Olympia needs to uphold tribal rights
Billy Frank Jr., the chairman of the Northwest Indian Fisheries Commission, has been fighting for his people’s rights for decades. In Monday’s front-page article “Tribes’ win may flow beyond culverts,” a U.S. district judge upheld tribal-fishing rights established under the landmark 1974 Boldt decision, rights Billy Frank Jr. and others say are crucial to their way of life. It is about time.
We have consistently not honored our treaties with the Western Washington tribes as we have destroyed crucial salmon habitat and ignored our obligations to protect endangered species. Somehow, we just don’t understand that if there are no salmon in tribal home rivers to catch, the tribe’s culture is at stake. The tribes need to protect salmon as they labor to maintain their way of life. This federal decision is a major step in correcting this injustice.
We, as a society, must now be bold and creative in our efforts to restore the environment (more than just opening culverts), protect endangered species and uphold tribal rights. This determination requires thoughtful, discerning and decisive leadership from our elected officials in Olympia. The time, therefore, is right for Gov Jay Inslee to rally public opinion, to not only restore and preserve salmon runs, but to look to the future and create new habitat for salmon. We must seize the moment, embrace the federal decision, and listen to elders such as Billy Frank Jr. and honor tribal rights — for all our good. It’s not only the law; it is the right thing to do.
— Dennis M. Gawlik, Bainbridge Island
Rectifying past errors
In the mid-1970s my family moved to Newport Hills in Bellevue. Behind our house was a lovely wooded ravine. My two younger brothers would come up to the house after spending hours playing in the ravine. They told stories of huge salmon that had made their way up this tiny tributary of Coal Creek to spawn.
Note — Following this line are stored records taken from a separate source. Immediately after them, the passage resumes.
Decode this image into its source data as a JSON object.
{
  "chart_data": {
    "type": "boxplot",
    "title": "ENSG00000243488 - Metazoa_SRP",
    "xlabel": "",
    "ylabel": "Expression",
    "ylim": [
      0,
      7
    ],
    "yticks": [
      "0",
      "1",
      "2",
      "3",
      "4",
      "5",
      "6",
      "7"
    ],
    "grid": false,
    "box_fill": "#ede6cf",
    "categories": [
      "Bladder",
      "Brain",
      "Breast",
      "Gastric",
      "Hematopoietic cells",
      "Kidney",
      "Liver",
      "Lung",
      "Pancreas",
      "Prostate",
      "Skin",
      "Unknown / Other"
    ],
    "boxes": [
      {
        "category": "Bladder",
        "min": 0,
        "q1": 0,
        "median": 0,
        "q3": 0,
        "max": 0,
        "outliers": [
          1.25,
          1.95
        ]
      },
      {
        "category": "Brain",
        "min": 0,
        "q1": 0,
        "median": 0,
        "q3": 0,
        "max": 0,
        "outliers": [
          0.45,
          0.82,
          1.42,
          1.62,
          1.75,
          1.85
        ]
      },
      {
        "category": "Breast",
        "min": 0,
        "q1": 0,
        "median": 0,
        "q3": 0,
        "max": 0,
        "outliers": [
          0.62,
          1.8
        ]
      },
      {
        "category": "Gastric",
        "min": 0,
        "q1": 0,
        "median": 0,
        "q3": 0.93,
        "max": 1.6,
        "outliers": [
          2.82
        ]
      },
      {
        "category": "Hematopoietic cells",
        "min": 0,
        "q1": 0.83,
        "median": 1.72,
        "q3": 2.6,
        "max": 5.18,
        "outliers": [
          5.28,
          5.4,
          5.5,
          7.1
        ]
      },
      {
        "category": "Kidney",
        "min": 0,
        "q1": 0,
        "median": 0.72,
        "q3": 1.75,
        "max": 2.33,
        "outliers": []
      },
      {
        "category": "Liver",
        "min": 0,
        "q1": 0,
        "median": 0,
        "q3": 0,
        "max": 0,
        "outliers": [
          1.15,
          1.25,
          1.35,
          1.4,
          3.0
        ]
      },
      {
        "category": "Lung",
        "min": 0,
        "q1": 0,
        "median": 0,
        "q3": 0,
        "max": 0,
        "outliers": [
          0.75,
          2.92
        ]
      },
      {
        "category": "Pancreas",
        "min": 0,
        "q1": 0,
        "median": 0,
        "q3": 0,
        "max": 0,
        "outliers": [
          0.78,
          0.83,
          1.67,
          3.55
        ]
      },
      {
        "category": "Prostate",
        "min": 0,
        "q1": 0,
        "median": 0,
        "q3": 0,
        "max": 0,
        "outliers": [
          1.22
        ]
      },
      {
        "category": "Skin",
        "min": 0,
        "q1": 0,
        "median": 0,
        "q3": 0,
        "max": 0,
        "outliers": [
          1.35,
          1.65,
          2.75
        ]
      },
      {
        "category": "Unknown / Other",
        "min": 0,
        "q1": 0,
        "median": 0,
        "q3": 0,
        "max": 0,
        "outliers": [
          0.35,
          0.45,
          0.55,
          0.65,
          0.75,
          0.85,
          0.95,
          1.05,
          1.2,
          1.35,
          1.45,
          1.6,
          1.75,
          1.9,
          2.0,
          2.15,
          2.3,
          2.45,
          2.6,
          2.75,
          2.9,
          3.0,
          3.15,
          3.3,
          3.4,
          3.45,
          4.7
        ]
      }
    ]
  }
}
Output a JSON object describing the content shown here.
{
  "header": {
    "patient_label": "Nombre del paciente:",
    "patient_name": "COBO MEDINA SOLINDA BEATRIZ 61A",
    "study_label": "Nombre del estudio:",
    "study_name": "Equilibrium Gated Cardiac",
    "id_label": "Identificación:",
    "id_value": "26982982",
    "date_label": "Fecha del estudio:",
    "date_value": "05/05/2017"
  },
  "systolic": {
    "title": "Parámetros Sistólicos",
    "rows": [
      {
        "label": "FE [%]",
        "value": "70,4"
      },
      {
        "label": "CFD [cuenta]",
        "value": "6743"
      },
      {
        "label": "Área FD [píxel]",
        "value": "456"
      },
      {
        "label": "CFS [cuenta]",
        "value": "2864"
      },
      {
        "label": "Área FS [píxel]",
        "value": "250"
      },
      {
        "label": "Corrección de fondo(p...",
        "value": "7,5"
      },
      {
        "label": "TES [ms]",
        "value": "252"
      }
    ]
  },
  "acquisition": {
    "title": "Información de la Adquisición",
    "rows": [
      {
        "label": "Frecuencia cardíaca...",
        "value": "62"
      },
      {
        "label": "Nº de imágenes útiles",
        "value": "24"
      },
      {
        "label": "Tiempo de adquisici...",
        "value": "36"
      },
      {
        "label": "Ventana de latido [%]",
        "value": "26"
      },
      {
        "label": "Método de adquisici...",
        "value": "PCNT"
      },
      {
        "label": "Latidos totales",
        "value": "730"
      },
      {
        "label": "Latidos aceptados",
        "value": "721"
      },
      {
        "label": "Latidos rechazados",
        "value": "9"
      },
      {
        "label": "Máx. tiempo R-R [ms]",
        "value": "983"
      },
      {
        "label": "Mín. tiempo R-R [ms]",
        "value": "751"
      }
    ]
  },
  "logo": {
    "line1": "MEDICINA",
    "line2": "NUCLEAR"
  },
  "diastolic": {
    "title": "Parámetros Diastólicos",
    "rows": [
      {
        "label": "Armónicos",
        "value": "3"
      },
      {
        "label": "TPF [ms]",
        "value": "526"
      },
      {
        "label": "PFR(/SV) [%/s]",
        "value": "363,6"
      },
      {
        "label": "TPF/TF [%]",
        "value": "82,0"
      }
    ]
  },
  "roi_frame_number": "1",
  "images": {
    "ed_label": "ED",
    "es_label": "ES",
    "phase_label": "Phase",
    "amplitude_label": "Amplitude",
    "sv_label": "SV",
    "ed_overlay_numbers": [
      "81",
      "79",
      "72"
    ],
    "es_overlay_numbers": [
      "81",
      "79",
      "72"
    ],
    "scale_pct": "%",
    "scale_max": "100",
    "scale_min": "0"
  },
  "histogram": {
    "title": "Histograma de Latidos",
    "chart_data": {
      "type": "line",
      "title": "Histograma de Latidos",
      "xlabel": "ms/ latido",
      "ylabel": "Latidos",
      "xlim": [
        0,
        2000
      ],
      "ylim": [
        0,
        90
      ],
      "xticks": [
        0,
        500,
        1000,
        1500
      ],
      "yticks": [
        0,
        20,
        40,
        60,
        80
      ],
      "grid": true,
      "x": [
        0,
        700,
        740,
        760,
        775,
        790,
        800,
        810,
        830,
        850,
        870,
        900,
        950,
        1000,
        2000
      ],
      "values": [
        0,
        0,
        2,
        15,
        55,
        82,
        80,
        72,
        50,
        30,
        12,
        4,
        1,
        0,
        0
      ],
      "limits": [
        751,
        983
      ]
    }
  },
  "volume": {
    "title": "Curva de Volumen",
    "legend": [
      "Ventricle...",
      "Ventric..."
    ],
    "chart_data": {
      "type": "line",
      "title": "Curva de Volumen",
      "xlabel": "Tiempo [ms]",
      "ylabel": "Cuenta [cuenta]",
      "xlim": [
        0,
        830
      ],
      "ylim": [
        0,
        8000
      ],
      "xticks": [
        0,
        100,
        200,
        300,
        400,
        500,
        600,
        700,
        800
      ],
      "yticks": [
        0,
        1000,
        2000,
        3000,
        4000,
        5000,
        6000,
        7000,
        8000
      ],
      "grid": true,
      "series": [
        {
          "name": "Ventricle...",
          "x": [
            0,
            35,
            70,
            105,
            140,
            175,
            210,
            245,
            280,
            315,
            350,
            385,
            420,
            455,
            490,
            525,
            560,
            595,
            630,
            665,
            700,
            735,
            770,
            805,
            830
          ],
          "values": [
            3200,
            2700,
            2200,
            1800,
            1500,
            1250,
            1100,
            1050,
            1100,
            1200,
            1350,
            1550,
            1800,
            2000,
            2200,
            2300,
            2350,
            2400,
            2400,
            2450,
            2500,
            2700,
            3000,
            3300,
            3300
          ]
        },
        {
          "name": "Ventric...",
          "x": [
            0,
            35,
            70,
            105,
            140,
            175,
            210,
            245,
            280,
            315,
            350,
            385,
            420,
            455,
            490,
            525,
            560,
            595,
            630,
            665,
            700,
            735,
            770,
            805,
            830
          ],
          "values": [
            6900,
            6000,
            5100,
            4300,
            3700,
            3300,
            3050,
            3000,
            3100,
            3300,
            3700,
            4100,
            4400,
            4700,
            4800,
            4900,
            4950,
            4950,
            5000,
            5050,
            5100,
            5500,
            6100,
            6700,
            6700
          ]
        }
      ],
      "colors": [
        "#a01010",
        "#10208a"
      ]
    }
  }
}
One day I heard the sound of graders, bulldozers and backhoes working in the ravine. To prevent slides and reduce silt buildup in the harbor and estuaries of Newport Shores, the city of Bellevue filled the tributary with concrete culverts and gravel. My heart sank because I knew that this little jewel of a stream, in the middle of a city, would no longer be the terminus for salmon that had spawned there for thousands of years. My father shrugged his shoulders and said something about “preserving his investment” and “progress.”
As it turns out, it was a small event in the “death by a thousand cuts” saga of wild salmon in the Pacific Northwest. I am sad to reflect on those decisions made by bureaucrats without the input of our vast fisheries resources. But I am glad, 30 years later, that some steps will be made to rectify those errors in judgment. Hopefully, in the future, my two sons will be able to watch wild salmon make their way up the fish ladder at the Chittenden Locks whose lives began in a small sandy streambed in Bellevue!